About 135,000 childrenĀ are adopted in the United States each year. Of non- stepparent adoptions, about 59% are from the child welfare (or foster) system, 26% are from other countries, and 15% are voluntarily relinquished American babies.
Approximately 5 million people alive in the US today are adoptees. Several legitimate assumptions can be made regarding that figure; some don’t know that they were adopted, some do know, and, most likely those are numbers that may never be known and recorded because they fall into the realm of personal family matters. What can be said, however, is that of those who know that they are adopted it’s not uncommon that, whether verbalized or not, they typically have some questions; Who are my birth parents? Why did they give me up? Was there something wrong with me?
For a young child in their formative years, if they are aware that they were adopted, those questions (and others that follow) are understandably difficult waters for them to navigate. This creates, for the adoptive parents, some challenges in their child rearing efforts that are seldom faced by non-adoptive parents. A child in those special circumstances needs complete reassurance that they are loved and wanted, and that there is nothing wrong with them. They need to know that they are just as special as any other child in the family.
It’s often easy for an adopted child to withhold asking those questions for any number of reasons. Chief among them is that the answers might validate their thoughts that prompted the questions in the first place–that they weren’t loved by their birth parents, and therefore weren’t wanted, and therefore that there is something wrong with them. When that occurs, the questions do not remain dormant in their minds. There are plenty of reminders on a daily basis that feed into their negative thoughts of self-worth.

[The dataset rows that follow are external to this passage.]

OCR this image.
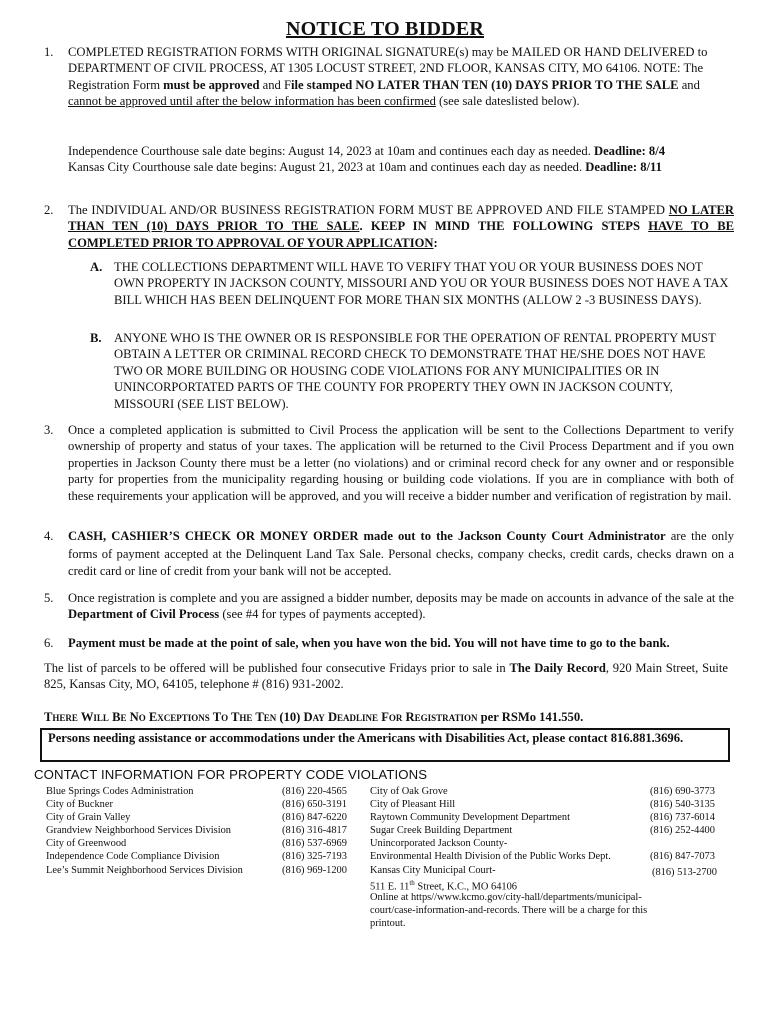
NOTICE TO BIDDER
1.	COMPLETED REGISTRATION FORMS WITH ORIGINAL SIGNATURE(s) may be MAILED OR HAND DELIVERED to DEPARTMENT OF CIVIL PROCESS, AT 1305 LOCUST STREET, 2ND FLOOR, KANSAS CITY, MO 64106. NOTE: The Registration Form must be approved and File stamped NO LATER THAN TEN (10) DAYS PRIOR TO THE SALE and cannot be approved until after the below information has been confirmed (see sale dateslisted below).
Independence Courthouse sale date begins: August 14, 2023 at 10am and continues each day as needed. Deadline: 8/4
Kansas City Courthouse sale date begins: August 21, 2023 at 10am and continues each day as needed. Deadline: 8/11
2.	The INDIVIDUAL AND/OR BUSINESS REGISTRATION FORM MUST BE APPROVED AND FILE STAMPED NO LATER THAN TEN (10) DAYS PRIOR TO THE SALE. KEEP IN MIND THE FOLLOWING STEPS HAVE TO BE COMPLETED PRIOR TO APPROVAL OF YOUR APPLICATION:
A. THE COLLECTIONS DEPARTMENT WILL HAVE TO VERIFY THAT YOU OR YOUR BUSINESS DOES NOT OWN PROPERTY IN JACKSON COUNTY, MISSOURI AND YOU OR YOUR BUSINESS DOES NOT HAVE A TAX BILL WHICH HAS BEEN DELINQUENT FOR MORE THAN SIX MONTHS (ALLOW 2 -3 BUSINESS DAYS).
B. ANYONE WHO IS THE OWNER OR IS RESPONSIBLE FOR THE OPERATION OF RENTAL PROPERTY MUST OBTAIN A LETTER OR CRIMINAL RECORD CHECK TO DEMONSTRATE THAT HE/SHE DOES NOT HAVE TWO OR MORE BUILDING OR HOUSING CODE VIOLATIONS FOR ANY MUNICIPALITIES OR IN UNINCORPORTATED PARTS OF THE COUNTY FOR PROPERTY THEY OWN IN JACKSON COUNTY, MISSOURI (SEE LIST BELOW).
3.	Once a completed application is submitted to Civil Process the application will be sent to the Collections Department to verify ownership of property and status of your taxes. The application will be returned to the Civil Process Department and if you own properties in Jackson County there must be a letter (no violations) and or criminal record check for any owner and or responsible party for properties from the municipality regarding housing or building code violations. If you are in compliance with both of these requirements your application will be approved, and you will receive a bidder number and verification of registration by mail.
4.	CASH, CASHIER’S CHECK OR MONEY ORDER made out to the Jackson County Court Administrator are the only forms of payment accepted at the Delinquent Land Tax Sale. Personal checks, company checks, credit cards, checks drawn on a credit card or line of credit from your bank will not be accepted.
5.	Once registration is complete and you are assigned a bidder number, deposits may be made on accounts in advance of the sale at the Department of Civil Process (see #4 for types of payments accepted).
6.	Payment must be made at the point of sale, when you have won the bid. You will not have time to go to the bank.
The list of parcels to be offered will be published four consecutive Fridays prior to sale in The Daily Record, 920 Main Street, Suite 825, Kansas City, MO, 64105, telephone # (816) 931-2002.
There Will Be No Exceptions To The Ten (10) Day Deadline For Registration per RSMo 141.550.
Persons needing assistance or accommodations under the Americans with Disabilities Act, please contact 816.881.3696.
CONTACT INFORMATION FOR PROPERTY CODE VIOLATIONS
Blue Springs Codes Administration	(816) 220-4565
City of Buckner	(816) 650-3191
City of Grain Valley	(816) 847-6220
Grandview Neighborhood Services Division	(816) 316-4817
City of Greenwood	(816) 537-6969
Independence Code Compliance Division	(816) 325-7193
Lee’s Summit Neighborhood Services Division	(816) 969-1200
City of Oak Grove	(816) 690-3773
City of Pleasant Hill	(816) 540-3135
Raytown Community Development Department	(816) 737-6014
Sugar Creek Building Department	(816) 252-4400
Unincorporated Jackson County-
Environmental Health Division of the Public Works Dept.	(816) 847-7073
Kansas City Municipal Court-	(816) 513-2700
511 E. 11th Street, K.C., MO 64106
Online at https//www.kcmo.gov/city-hall/departments/municipal-court/case-information-and-records. There will be a charge for this printout.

It’s incumbent upon adoptive parents, and particularly Christian adoptive parents that they openly and frequently pour love into those adopted children. They need reassurance, often repeated, that their real birth story is as precious as everyone else’s, that it is no difference at its root between theirs and anyone else’s real birth story–and that is that we are all children of God, a child of love. Reinforcement such as that will bless their lives for years to come, and it will help build into them a stronger foundation of who they are and why.